Le luci si sono abbassate nel grande spazio delle ex Officine Martinucci: fari da teatro per svelare dal buio le azioni degli “attori-guida” che - partendo dall’unità e dalla coralità del grande cerchio che ha unito tutti i presenti nel saluto di benvenuto - hanno accompagnato il pubblico nella trama più intima dello stare nella piena condivisione. “Emozioni e inclusione, tutti insieme a danzare e suonare, con la voglia di creare un contatto con l'altro.

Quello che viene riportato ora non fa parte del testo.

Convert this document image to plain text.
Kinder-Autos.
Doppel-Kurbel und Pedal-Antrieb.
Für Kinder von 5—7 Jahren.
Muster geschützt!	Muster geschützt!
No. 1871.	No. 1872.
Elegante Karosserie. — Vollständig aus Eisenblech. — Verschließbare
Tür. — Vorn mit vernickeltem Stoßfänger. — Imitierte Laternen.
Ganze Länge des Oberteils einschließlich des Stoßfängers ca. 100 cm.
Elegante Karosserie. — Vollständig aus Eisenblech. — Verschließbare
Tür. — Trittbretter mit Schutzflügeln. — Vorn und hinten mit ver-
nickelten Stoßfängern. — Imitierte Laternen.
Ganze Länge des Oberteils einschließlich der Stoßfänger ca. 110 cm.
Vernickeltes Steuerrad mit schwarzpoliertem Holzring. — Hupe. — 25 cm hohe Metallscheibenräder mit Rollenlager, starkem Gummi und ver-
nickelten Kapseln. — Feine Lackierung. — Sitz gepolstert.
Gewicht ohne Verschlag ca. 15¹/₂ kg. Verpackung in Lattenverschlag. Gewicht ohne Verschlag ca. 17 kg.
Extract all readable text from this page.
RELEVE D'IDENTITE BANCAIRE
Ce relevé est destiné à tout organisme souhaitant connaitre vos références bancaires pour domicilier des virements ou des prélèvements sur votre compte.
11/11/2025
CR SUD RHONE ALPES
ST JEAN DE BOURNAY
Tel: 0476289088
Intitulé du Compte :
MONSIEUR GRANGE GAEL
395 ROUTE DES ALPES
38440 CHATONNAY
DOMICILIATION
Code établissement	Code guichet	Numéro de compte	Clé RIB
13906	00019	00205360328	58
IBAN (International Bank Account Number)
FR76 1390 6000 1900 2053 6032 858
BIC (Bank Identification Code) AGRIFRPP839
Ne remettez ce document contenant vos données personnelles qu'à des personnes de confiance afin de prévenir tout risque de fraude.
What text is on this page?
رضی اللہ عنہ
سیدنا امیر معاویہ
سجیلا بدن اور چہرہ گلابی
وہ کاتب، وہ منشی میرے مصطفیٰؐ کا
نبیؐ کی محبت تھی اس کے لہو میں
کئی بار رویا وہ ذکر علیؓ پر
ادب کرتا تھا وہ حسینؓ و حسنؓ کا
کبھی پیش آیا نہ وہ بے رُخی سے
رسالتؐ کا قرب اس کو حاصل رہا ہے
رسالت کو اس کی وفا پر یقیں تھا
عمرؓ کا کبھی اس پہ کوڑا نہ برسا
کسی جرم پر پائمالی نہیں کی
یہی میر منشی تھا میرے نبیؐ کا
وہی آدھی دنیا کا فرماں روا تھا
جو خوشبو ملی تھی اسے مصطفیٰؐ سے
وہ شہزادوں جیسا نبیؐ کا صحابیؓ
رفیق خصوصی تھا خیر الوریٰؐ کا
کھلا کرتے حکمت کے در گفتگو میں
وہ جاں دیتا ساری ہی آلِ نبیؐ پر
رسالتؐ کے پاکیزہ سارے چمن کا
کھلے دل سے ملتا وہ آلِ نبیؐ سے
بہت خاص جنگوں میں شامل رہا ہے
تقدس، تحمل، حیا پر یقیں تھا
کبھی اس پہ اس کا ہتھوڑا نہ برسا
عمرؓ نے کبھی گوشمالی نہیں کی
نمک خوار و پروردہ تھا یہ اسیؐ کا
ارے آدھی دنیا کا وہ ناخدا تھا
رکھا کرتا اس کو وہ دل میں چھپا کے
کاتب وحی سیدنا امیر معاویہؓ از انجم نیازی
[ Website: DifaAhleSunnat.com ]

Chiunque esso sia, non esiste il diverso, c’è solo voglia di unione e amore... È così che nasce un unico essere spirituale nel suo essere vivo corpo celeste” così scrive Viviana che delle esperienze creative di Barriere al Vento compila il diario di bordo.
Lasciarsi bendare, affidarsi, seguire i piccoli suoni di Daniele, di Luigina, di Elisa… richiami ancestrali, minuti, essenziali “magicano” lo spazio, lentamente mischiano la scena. Suoni e attenzione, grande attenzione verso ogni piccola cosa, ogni piccolo accadere. Non è in quel “piccolo” la vita, la vitalità, il vitalismo? Certo sì, lì abita l’energia, lì il punto dove scovarla e liberarla.
Piccoli passi, poi il ritmo sale, avvolge riempie per intero la grande sala, le percussioni di Pasquale, di Elisa, di Luigina guidano. “Un corpo srotola uno striscione composto da disegni dipinti da ragazzi speciali che attraverso le arti narrano i loro sogni...” annota la diarista, e, quei sogni, sono tutti custoditi nel girare derviscio di Toni che dei Sufi conosce senza saperlo ogni segreto, o forse mi sbaglio è lui l’Illuminato e non io, noi, che crediamo di sapere… gira, gira, gira nel centro del cerchio che si riforma per accogliere una nuova danza.
Scrive Emily Dickinson: “Se per fuggire alla memoria, avessimo le ali, in molti voleremmo. Avvezzi a cose molto più lente, gli uccelli sbigottiti contemplerebbero il possente stormo degli uomini in fuga dalla mente dell’uomo”. Versi efficaci per comprendere la leggerezza che con le loro vite, con il loro ridere largo, il loro chiedere, il loro salutare i “ragazzi” di Barriere al vento testimoniano. Il loro convinto esserci, nonostante tutto, capaci di una felicità a noi sconosciuta.
Ancora un poeta chiamo a far luce, Daniele Giancane: “Mi accorgo sovente di stare sulla soglia: come se ci fosse vicino un confine, un fiato, un tenue filo. Come se fossi qui in parte, in parte altrove. Simultaneo e ubiquo, plurale e singolare assieme” ecco, questa la sensazione vissuta, quella che mi porto dono e monito per l’appuntamento di febbraio.